Numérique : Une pollution pas virtuelle

Avertissement

La crise sanitaire mondiale que nous vivons depuis quelques semaines et le confinement des populations qu’elle implique, a plusieurs conséquences qui à première vue semblent très bonnes pour la planète. Moins de voitures, d’avions, de trains et autres transports ! La faune et la flore respirent enfin ! Et nous aussi, nous respirons mieux ! Mais le confinement consenti ou forcé a des conséquences sur les connectés que nous sommes devenus dans la plupart des pays dits développés et en developpement : Nous passons encore plus de temps sur les réseaux sociaux, les messageries instantanés, les sites internet… bref sur les supports numériques. Car si nous sommes confinés, nous voulons tout savoir, nous voulons échanger, communiquer pour ne pas suffoquer…. Le numérique étant devenu notre « presque » dernière fenêtre ouverte vers l’extérieur. Et pourtant, le numérique si indispensable dans la vie moderne n’en est pas moins une source de pollution.

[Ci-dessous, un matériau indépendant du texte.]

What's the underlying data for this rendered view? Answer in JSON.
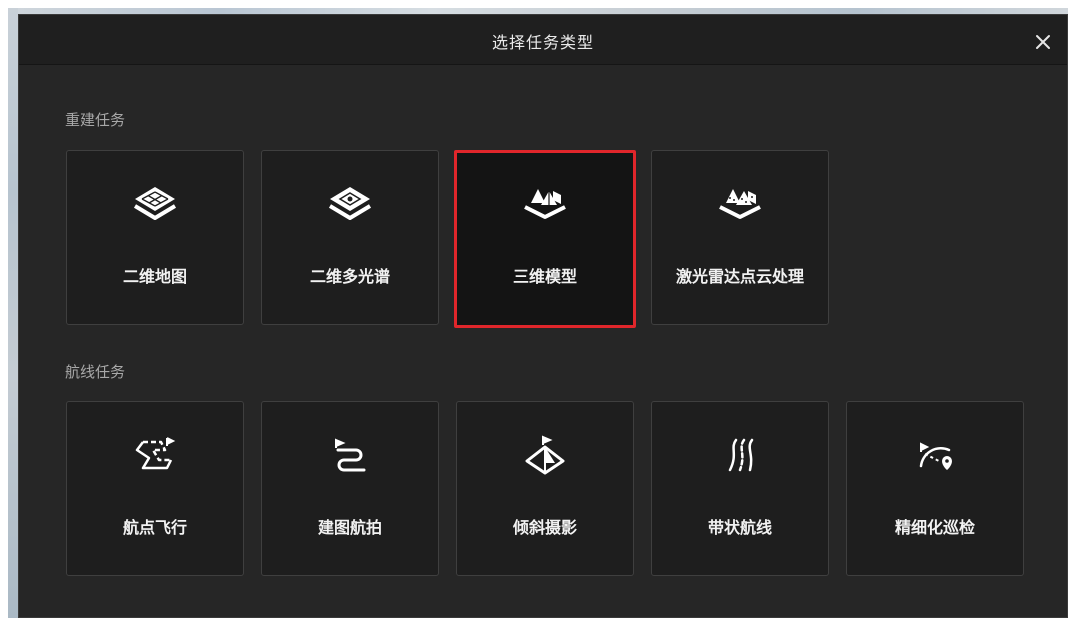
{
  "dialog": {
    "title": "选择任务类型",
    "close_icon": "close-icon"
  },
  "sections": [
    {
      "title": "重建任务",
      "cards": [
        {
          "label": "二维地图",
          "icon": "layers-icon",
          "selected": false
        },
        {
          "label": "二维多光谱",
          "icon": "multispectral-layers-icon",
          "selected": false
        },
        {
          "label": "三维模型",
          "icon": "3d-model-icon",
          "selected": true
        },
        {
          "label": "激光雷达点云处理",
          "icon": "lidar-pointcloud-icon",
          "selected": false
        }
      ]
    },
    {
      "title": "航线任务",
      "cards": [
        {
          "label": "航点飞行",
          "icon": "waypoint-flight-icon",
          "selected": false
        },
        {
          "label": "建图航拍",
          "icon": "mapping-route-icon",
          "selected": false
        },
        {
          "label": "倾斜摄影",
          "icon": "oblique-photography-icon",
          "selected": false
        },
        {
          "label": "带状航线",
          "icon": "corridor-route-icon",
          "selected": false
        },
        {
          "label": "精细化巡检",
          "icon": "fine-inspection-icon",
          "selected": false
        }
      ]
    }
  ],
  "colors": {
    "dialog_bg": "#262626",
    "card_bg": "#1e1e1e",
    "selected_border": "#e0262b",
    "text": "#f2f2f2"
  }
}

Le CAUE de la Martinique abordait cette thématique  dans le numéro 14 de sa revue « La Mouïna Martinique » en décembre 2016, comme un type de pollution à ne pas négliger. Quatre ans plus tard, force est de constater que cette thématique est plus que d’actualité. Nous partageons de nouveau cet article, non pour critiquer le progrès mais pour une utilisation juste et consciente des outils que la société moderne met à notre disposition. Bonne lecture !

 

En entrant dans le 21ème siècle, l’humanité est passée de gré ou de force à l’ère de la dématérialisation des données. Pourtant, il ne s’est écoulé qu’une soixantaine d’années entre la création de la première bande magnétique, la disquette, l’ordinateur portable, le CD-Rom, la mémoire flash, le scanner, le « cloud computing »… En dématérialisant les données jusque-là stockées sous forme de papier, on a pensé qu’il s’agissait d’un progrès en faveur de l’environnement. Depuis, on a mesuré les impacts environnementaux réels de ce « progrès ». L’informatique, Internet et le numérique sont nuisibles et le mal va grandissant, tant la demande pour ce type de technologies est grande.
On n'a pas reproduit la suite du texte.